Rule 50 of the Olympic Charter states, “No kind of demonstration or political, religious or racial propaganda is permitted in any Olympic sites, venues or other areas.” The IPC Paralympic Handbook has a similar rule (referred to as Section 2.2).

As part of its recommendations, the Team USA Council on Racial and Social Justice noted that potential amendments to Rule 50/Section 2.2 should consider the context of ethical responsibility. “We do not consider hate speech, racist propaganda, and discriminatory remarks that are aimed at eliminating the rights and dignity of historically marginalized and minoritized populations as meeting the requirements for ethical speech… We call on the IOC and IPC to recognize that protests focused on human rights and social justice initiatives do not qualify as ‘divisive disruptions’ of the Games and should not be met with the same consequences as hate speech, the promotion of racist ideology, or expressions of discriminatory propaganda.”

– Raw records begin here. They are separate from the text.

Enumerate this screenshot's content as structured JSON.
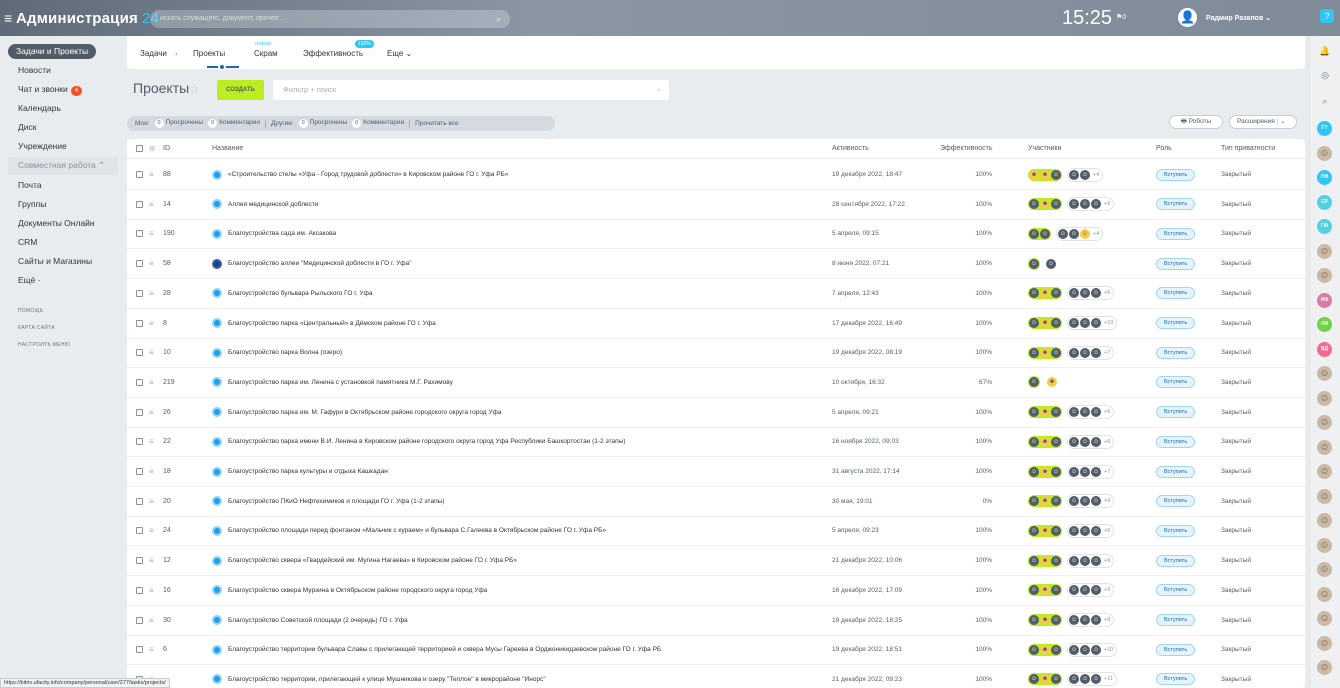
{
  "app": {
    "title": "Администрация",
    "title_suffix": "24",
    "search_placeholder": "искать служащего, документ, прочее...",
    "time": "15:25",
    "flag": "⚑0",
    "user": "Радмир Разапов",
    "help": "?"
  },
  "nav": {
    "items": [
      {
        "label": "Задачи и Проекты",
        "active": true
      },
      {
        "label": "Новости"
      },
      {
        "label": "Чат и звонки",
        "badge": "4"
      },
      {
        "label": "Календарь"
      },
      {
        "label": "Диск"
      },
      {
        "label": "Учреждение"
      }
    ],
    "group_label": "Совместная работа ⌃",
    "group_items": [
      "Почта",
      "Группы",
      "Документы Онлайн",
      "CRM",
      "Сайты и Магазины",
      "Ещё ·"
    ],
    "small": [
      "ПОМОЩЬ",
      "КАРТА САЙТА",
      "НАСТРОИТЬ МЕНЮ"
    ]
  },
  "tabs": {
    "tasks": "Задачи",
    "arrow": "›",
    "projects": "Проекты",
    "scrum": "Скрам",
    "scrum_new": "НОВОЕ",
    "efficiency": "Эффективность",
    "efficiency_pct": "100%",
    "more": "Еще ⌄"
  },
  "toolbar": {
    "title": "Проекты",
    "star": "☆",
    "create": "СОЗДАТЬ",
    "filter_placeholder": "Фильтр + поиск",
    "robots": "Роботы",
    "extensions": "Расширения"
  },
  "counters": {
    "mine": "Мои:",
    "c1": "0",
    "overdue": "Просрочены",
    "c2": "0",
    "comments": "Комментарии",
    "others": "Другие:",
    "c3": "0",
    "overdue2": "Просрочены",
    "c4": "0",
    "comments2": "Комментарии",
    "read_all": "Прочитать все"
  },
  "columns": {
    "id": "ID",
    "name": "Название",
    "activity": "Активность",
    "efficiency": "Эффективность",
    "members": "Участники",
    "role": "Роль",
    "privacy": "Тип приватности"
  },
  "rows": [
    {
      "id": "88",
      "name": "«Строительство стелы «Уфа - Город трудовой доблести» в Кировском районе ГО г. Уфа РБ»",
      "activity": "19 декабря 2022, 18:47",
      "eff": "100%",
      "more": "+4",
      "role": "Вступить",
      "privacy": "Закрытый"
    },
    {
      "id": "14",
      "name": "Аллея медицинской доблести",
      "activity": "28 сентября 2022, 17:22",
      "eff": "100%",
      "more": "+9",
      "role": "Вступить",
      "privacy": "Закрытый"
    },
    {
      "id": "190",
      "name": "Благоустройства сада им. Аксакова",
      "activity": "5 апреля, 09:15",
      "eff": "100%",
      "more": "+4",
      "role": "Вступить",
      "privacy": "Закрытый"
    },
    {
      "id": "58",
      "name": "Благоустройство аллеи \"Медицинской доблести в ГО г. Уфа\"",
      "activity": "8 июня 2022, 07:21",
      "eff": "100%",
      "more": "",
      "role": "Вступить",
      "privacy": "Закрытый"
    },
    {
      "id": "28",
      "name": "Благоустройство бульвара Рыльского ГО г. Уфа",
      "activity": "7 апреля, 12:43",
      "eff": "100%",
      "more": "+6",
      "role": "Вступить",
      "privacy": "Закрытый"
    },
    {
      "id": "8",
      "name": "Благоустройство парка «Центральный» в Дёмском районе ГО г. Уфа",
      "activity": "17 декабря 2022, 16:49",
      "eff": "100%",
      "more": "+10",
      "role": "Вступить",
      "privacy": "Закрытый"
    },
    {
      "id": "10",
      "name": "Благоустройство парка Волна (озеро)",
      "activity": "19 декабря 2022, 08:19",
      "eff": "100%",
      "more": "+7",
      "role": "Вступить",
      "privacy": "Закрытый"
    },
    {
      "id": "219",
      "name": "Благоустройство парка им. Ленина с установкой памятника М.Г. Рахимову",
      "activity": "10 октября, 16:32",
      "eff": "67%",
      "more": "",
      "role": "Вступить",
      "privacy": "Закрытый"
    },
    {
      "id": "26",
      "name": "Благоустройство парка им. М. Гафури в Октябрьском районе городского округа город Уфа",
      "activity": "5 апреля, 09:21",
      "eff": "100%",
      "more": "+6",
      "role": "Вступить",
      "privacy": "Закрытый"
    },
    {
      "id": "22",
      "name": "Благоустройство парка имени В.И. Ленина в Кировском районе городского округа город Уфа Республики Башкортостан (1-2 этапы)",
      "activity": "16 ноября 2022, 09:03",
      "eff": "100%",
      "more": "+6",
      "role": "Вступить",
      "privacy": "Закрытый"
    },
    {
      "id": "18",
      "name": "Благоустройство парка культуры и отдыха Кашкадан",
      "activity": "31 августа 2022, 17:14",
      "eff": "100%",
      "more": "+7",
      "role": "Вступить",
      "privacy": "Закрытый"
    },
    {
      "id": "20",
      "name": "Благоустройство ПКиО Нефтехимиков и площади ГО г. Уфа (1-2 этапы)",
      "activity": "30 мая, 19:01",
      "eff": "0%",
      "more": "+9",
      "role": "Вступить",
      "privacy": "Закрытый"
    },
    {
      "id": "24",
      "name": "Благоустройство площади перед фонтаном «Мальчик с кураем» и бульвара С.Галеева в Октябрьском районе ГО г. Уфа РБ»",
      "activity": "5 апреля, 09:23",
      "eff": "100%",
      "more": "+6",
      "role": "Вступить",
      "privacy": "Закрытый"
    },
    {
      "id": "12",
      "name": "Благоустройство сквера «Гвардейский им. Мугина Нагаева» в Кировском районе ГО г. Уфа РБ»",
      "activity": "21 декабря 2022, 10:06",
      "eff": "100%",
      "more": "+9",
      "role": "Вступить",
      "privacy": "Закрытый"
    },
    {
      "id": "16",
      "name": "Благоустройство сквера Мурзина в Октябрьском районе городского округа город Уфа",
      "activity": "16 декабря 2022, 17:09",
      "eff": "100%",
      "more": "+9",
      "role": "Вступить",
      "privacy": "Закрытый"
    },
    {
      "id": "30",
      "name": "Благоустройство Советской площади (2 очередь) ГО г. Уфа",
      "activity": "19 декабря 2022, 18:25",
      "eff": "100%",
      "more": "+8",
      "role": "Вступить",
      "privacy": "Закрытый"
    },
    {
      "id": "6",
      "name": "Благоустройство территории бульвара Славы с прилегающей территорией и сквера Мусы Гареева в Орджоникидзевском районе ГО г. Уфа РБ",
      "activity": "19 декабря 2022, 18:51",
      "eff": "100%",
      "more": "+10",
      "role": "Вступить",
      "privacy": "Закрытый"
    },
    {
      "id": "",
      "name": "Благоустройство территории, прилегающей к улице Мушникова и озеру \"Теплое\" в микрорайоне \"Инорс\"",
      "activity": "21 декабря 2022, 09:23",
      "eff": "100%",
      "more": "+11",
      "role": "Вступить",
      "privacy": "Закрытый"
    }
  ],
  "rightbar": {
    "avatars": [
      "ГТ",
      "ЛФ",
      "СР",
      "ГФ",
      "ИФ",
      "ЛИ",
      "ВД"
    ]
  },
  "status_url": "https://bitrix.ufacity.info/company/personal/user/277/tasks/projects/"
}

The Team USA Council also discussed the way human rights have been politicized, noting, “We want to make unmistakably clear that human rights are not political; yet, they have been politicized both in the U.S. and globally to perpetuate the wrongful and dehumanizing myth of sport as an inherently neutral domain.”

As part of today’s announcement, the USOPC expressed its support for the recommendations made by the Council. “The USOPC values the voices of Team USA athletes and believes that their right to advocate for racial and social justice, and be a positive force for change, absolutely aligns with the fundamental values of equality that define Team USA and the Olympic and Paralympic movements,” USOPC CEO Sarah Hirshland wrote.

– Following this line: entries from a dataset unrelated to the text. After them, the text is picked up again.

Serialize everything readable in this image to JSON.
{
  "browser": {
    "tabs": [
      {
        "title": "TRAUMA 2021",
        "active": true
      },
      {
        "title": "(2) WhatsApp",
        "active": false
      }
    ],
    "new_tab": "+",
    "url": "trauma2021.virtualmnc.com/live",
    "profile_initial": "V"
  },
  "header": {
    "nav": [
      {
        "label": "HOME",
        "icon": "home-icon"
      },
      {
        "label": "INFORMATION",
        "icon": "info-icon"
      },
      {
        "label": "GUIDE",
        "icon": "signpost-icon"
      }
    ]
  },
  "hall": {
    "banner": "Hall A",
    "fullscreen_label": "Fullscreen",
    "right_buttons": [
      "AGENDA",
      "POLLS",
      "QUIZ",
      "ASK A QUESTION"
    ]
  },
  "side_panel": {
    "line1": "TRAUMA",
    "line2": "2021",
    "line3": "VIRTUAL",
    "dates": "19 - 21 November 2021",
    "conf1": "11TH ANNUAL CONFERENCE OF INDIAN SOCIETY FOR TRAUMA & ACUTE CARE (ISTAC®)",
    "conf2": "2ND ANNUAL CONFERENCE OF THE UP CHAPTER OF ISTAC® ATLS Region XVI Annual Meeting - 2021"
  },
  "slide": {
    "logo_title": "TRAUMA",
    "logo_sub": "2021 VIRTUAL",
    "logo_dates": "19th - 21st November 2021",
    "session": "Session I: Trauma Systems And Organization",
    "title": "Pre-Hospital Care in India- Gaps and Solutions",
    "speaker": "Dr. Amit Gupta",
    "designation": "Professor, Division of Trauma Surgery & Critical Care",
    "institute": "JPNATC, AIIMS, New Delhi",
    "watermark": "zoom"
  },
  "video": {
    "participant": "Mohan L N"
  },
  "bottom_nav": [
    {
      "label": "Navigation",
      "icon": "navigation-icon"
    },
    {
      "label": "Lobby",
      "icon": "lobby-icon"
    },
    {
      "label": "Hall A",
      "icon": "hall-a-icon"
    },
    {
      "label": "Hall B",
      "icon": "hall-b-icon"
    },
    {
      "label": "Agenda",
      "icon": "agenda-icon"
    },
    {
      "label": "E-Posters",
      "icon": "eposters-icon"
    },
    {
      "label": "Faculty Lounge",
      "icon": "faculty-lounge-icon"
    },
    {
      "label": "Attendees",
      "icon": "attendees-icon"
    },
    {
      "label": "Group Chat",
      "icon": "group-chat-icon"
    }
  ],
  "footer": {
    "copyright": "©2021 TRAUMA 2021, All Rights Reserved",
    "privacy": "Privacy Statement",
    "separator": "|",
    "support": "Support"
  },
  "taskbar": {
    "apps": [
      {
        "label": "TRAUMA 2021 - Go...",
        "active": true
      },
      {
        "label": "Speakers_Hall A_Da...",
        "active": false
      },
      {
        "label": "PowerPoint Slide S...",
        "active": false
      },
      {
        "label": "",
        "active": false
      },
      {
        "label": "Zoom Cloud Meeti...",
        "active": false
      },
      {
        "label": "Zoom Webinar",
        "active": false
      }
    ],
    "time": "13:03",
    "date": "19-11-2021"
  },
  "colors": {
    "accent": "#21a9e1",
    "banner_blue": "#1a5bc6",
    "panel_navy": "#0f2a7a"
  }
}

Hirshland announced the creation of the Team USA Council on Racial and Social Justice in June, saying then that the athlete-led group would “challenge the rules and systems in our own organization that create barriers to progress, including your right to protest. We will also advocate for change globally.”

The 44-member Team USA Council consists of 23 active athletes, five alumni representatives, five NGB representatives, five USOPC liaisons, and six external members. John Carlos, who famously demonstrated alongside Tommie Smith at the 1968 Mexico City Games and was then sent home by the U.S. Olympic Committee, is a member of the steering committee on protests and demonstrations that was responsible for the recommendations that were announced today.